The Open Era records are here:’s_singles

The Tennisbase is also full of data:

Dave Says:

Perfect. Thanks for the info Mat4.

chrisford1 Says:

Mat4 – I never did get how all those RUPs Lendl got were turned into a negative. Like Ivan choked, while the other 126 guys who fell before the Final didn’t choke far worse if you follow that logic.
I think a great Slam Finals percent was attributable, into the 80s, players skipping Slams they did poorly at, like Borg. Nowadays it’s getting ill or hurt for the ones they do bad in quite a bit while always showing up for the ones they do great in. Or great Slam winning percent from just not being good enough to make it to all 4 Slam finals often. Just their faves.

mat4 Says:


I watched tennis those years, from the first FO final Lendl played to the first he won. He choked a few times, and was beaten another few.

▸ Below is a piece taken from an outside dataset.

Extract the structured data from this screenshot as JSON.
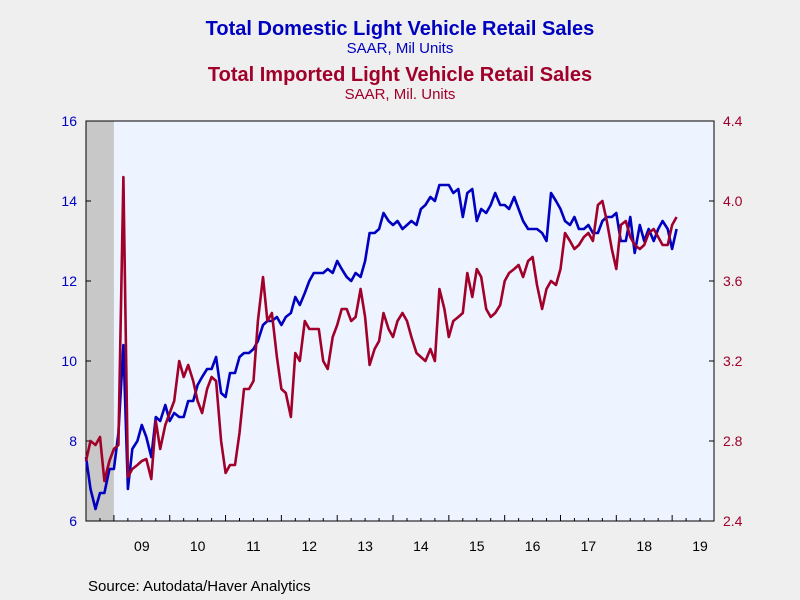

At the beginning, it was very difficult to break through — Borg, Vilas, JMac, Connors were still peaking. After that, it was the evolution of technology: he played with an alu frame but the head size was 60 inch2, and already in 1988 the new generation played with much bigger racquets. Despite his professionalism, it shortened his career.

Then, he really skipped RG to prepare for WB, and he didn’t always plays the AO. But, nonetheless, for somebody winning about 90% of his matches at his peak and truly changing the game, he should have probably achieved more at slams.

The stats above are just for joking.